Eine Reihe Mirabellen längs des Flurweges lässt er stehen. „Die sind für die Touristen. Zum Pflücken. Und vielleicht bleibt ja auch noch etwas für mich übrig.“
Streuobst in Unterfranken
Werbung für den Streuobstanbau in Unterfranken machen mehrere Initiativen. Immerhin sind die extensiv genutzten Streuobstwiesen uraltes Kulturgut. Bis vor wenigen Jahrzehnten lagen sie noch als Gürtel um fränkische Dörfer. Die industrielle Obsterzeugung nahm ihnen die Bedeutung für die Selbstversorgung. Baugebiete ließen die Bestände schrumpfen.

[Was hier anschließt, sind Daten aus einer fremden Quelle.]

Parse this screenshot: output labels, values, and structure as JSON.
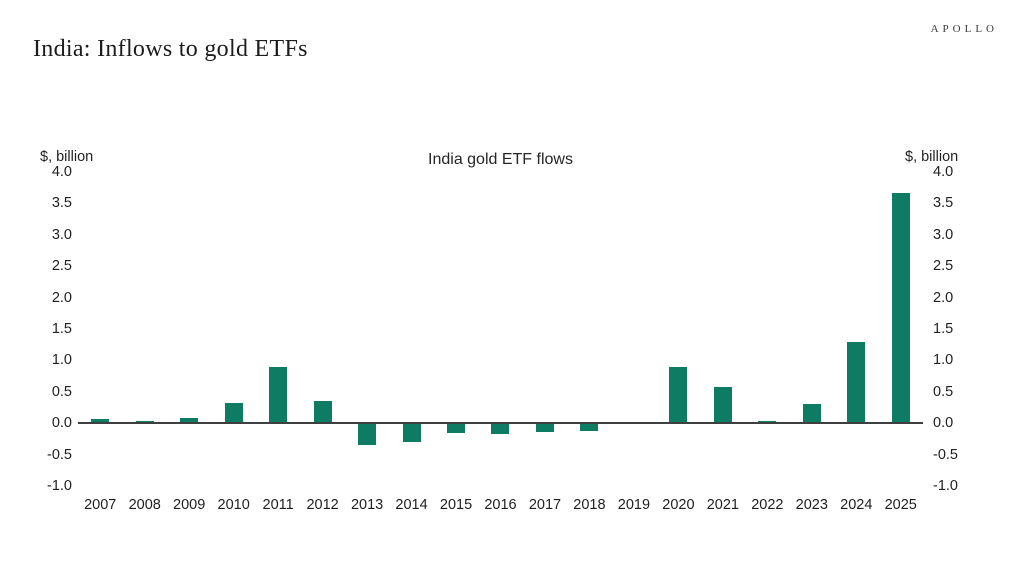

Dabei zählen Streuobstwiesen zu den artenreichsten Lebensräumen in Mitteleuropa. Allein über 5000 Tier- und 3000 Obstarten sind dort nachgewiesen. Nach Schätzungen des Naturschutzbundes (NABU) existieren bundesweit rund 400 000 Hektar Streuobstbestände, davon über 95 Prozent auf Wiesen, der Rest an Feld- und Wegrändern. Für Erhalt und Pflege der Obstbäume engagieren sich Menschen in allen Regionen. Hier einige Ideen aus Unterfranken:
Der Streuobstlehrpfad Hausen (Lkr. Rhön-Grabfeld) führt durch den noch intakten Streuobstgürtel des Rhöndorfes im oberen Streutal. Besucher können entlang des knapp zwei Kilometer langen Weges auf sieben Schautafeln einiges über Geschichte und Bedeutung des Obstbaus, den Lebensraum Streuobstwiese, die Sortenvielfalt und die Verwertung und Vermarktung erfahren. Im Frühjahr sind dort eine Edelreiserbörse und ein Baumschnittkurs und im Oktober der Hausener Apfelmarkt. Der Bund Naturschutz (BN) im Kreis Haßberge initiierte eine Streuobstbörse nach der Art der Initiative „Mundraub“ (im Internet unter www.mundraub.org ). Früchte, die auf Wiesen und entlang der Straßen nicht geerntet werden, sollen nicht vergammeln, sondern verwertet werden. BN und der Kreisverband für Gartenbau und Landespflege brachten im Herbst Angebot und Nachfrage über eine telefonische Streuobstbörse zusammen. Suchende und Anbieter konnten sich beim BN, im Landratsamt, bei Gemeindeverwaltungen und Straßenmeistereien melden. Die Landesanstalt für Wein- und Gartenbau in Veitshöchheim (Lkr. Würzburg) lädt jedes Jahr am zweiten Oktobersonntag zum Streuobsttag.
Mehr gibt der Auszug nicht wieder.